While the question simply asks about children's "physical safety" at school, which could include bullying, physical or sexual assault, and school shootings, parental concern has typically spiked in the aftermath of a high-profile school shooting. The most recent increase follows the February Parkland shooting, which took 17 lives, and another shooting in May in Santa Fe, Texas, in which 10 people died.
The percentage of parents who now worry about their children's safety at school is similar to what it was shortly after the Newtown, Connecticut, shooting in December 2012, when 33% were worried. Higher levels of worry persisted for several years after Newtown; not until last year did the percentage of concerned parents revert to pre-Newtown levels.
Parents' concern about their children also remained elevated in the year after the Columbine shooting. No fewer than 43% of parents were worried in five separate measures conducted between April 1999 and April 2000. By August 2000, concern had subsided to 26%, but then spiked to 45% in a March 2001 poll conducted in the days after a school shooting at Santana High School in Santee, California.
In the past 17 years, as school shootings have continued to occur, parental concern has yet to return to that level. The percentage worried has been as high as 35% in an October 2006 survey after a shooting at an Amish schoolhouse in Pennsylvania, and again this year.
One in Five Parents Say Child Has Expressed Fear
Children are also showing a heightened level of fear this year compared with past years, according to reports from their parents. Twenty percent of parents say their child has expressed concern to them about feeling unsafe at their school. The only time a higher percentage said that was after the Santee shooting in March 2001, when 22% did so.

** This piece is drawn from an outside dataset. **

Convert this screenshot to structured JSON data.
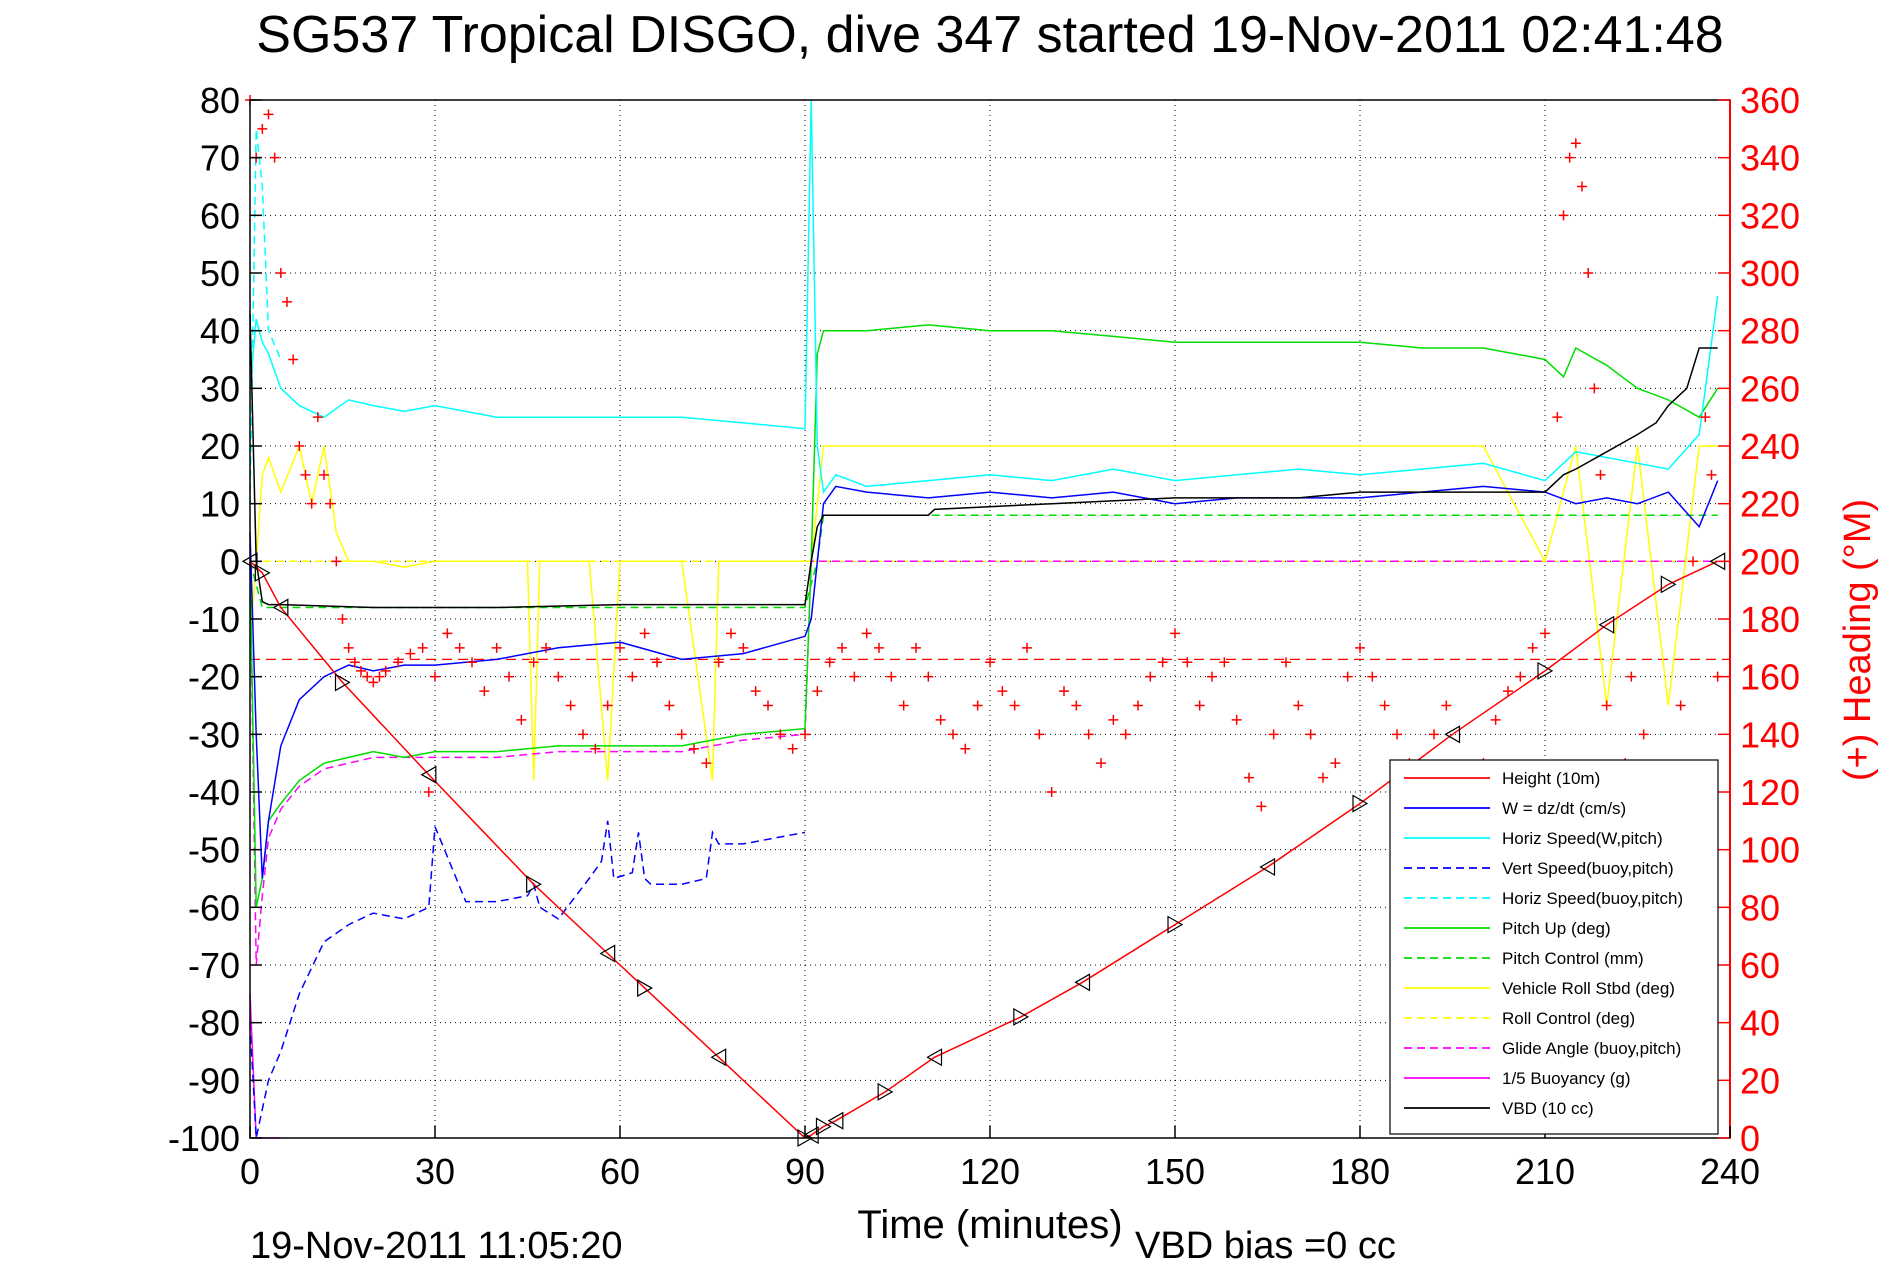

Children's concern was also high in the months after Columbine, at 18% in August 1999. Typically, closer to 10% of parents say their child has been fearful.
The precise causes for the increase in children's worry this year are not clear. Two possibilities are that students are more aware of the Parkland shooting than prior shootings, given the student activism that arose after the event. Also, the incident may have led to an increase in "active-shooter drills" at schools, which an increasing number of schools have adopted in recent years.
Implications
Although mass shootings at schools have become a common occurrence in the past two decades, they still stir fear in U.S. parents and children when they occur. But the effects of the shootings seem to have been weaker in recent years, with no more than 35% of parents expressing fear for their children's safety. To some degree, this may signal that parents have grown accustomed to hearing reports of such tragedies. But it may also reflect parents' awareness of the greater security measures schools have implemented to protect students from potential violence.
The Newtown event, though sparking a smaller rise in parental concern than prior shootings, appears to have had a longer duration effect, perhaps because of the young age of the victims and news reports of teachers attempting to protect their young students from the shooter.
It is unclear how long the effects of the Parkland shooting will persist. The event was notable for the rise in student political activism that followed the shooting. And while national political leaders struggle to agree on legislation aimed at preventing further mass shootings, state and local leaders have in recent months put in place new measures to protect students.
Survey Methods
Results for this Gallup poll are based on telephone interviews conducted Aug. 1-12, 2018, with a random sample of 229 parents of children in grades kindergarten through 12, aged 18 and older, living in all 50 U.S. states and the District of Columbia. For results based on the total sample of parents of school-age children, the margin of sampling error is ±8 percentage points at the 95% confidence level. All reported margins of sampling error include computed design effects for weighting.
Each sample of national adults includes a minimum quota of 70% cellphone respondents and 30% landline respondents, with additional minimum quotas by time zone within region. Landline and cellular telephone numbers are selected using random-digit-dial methods.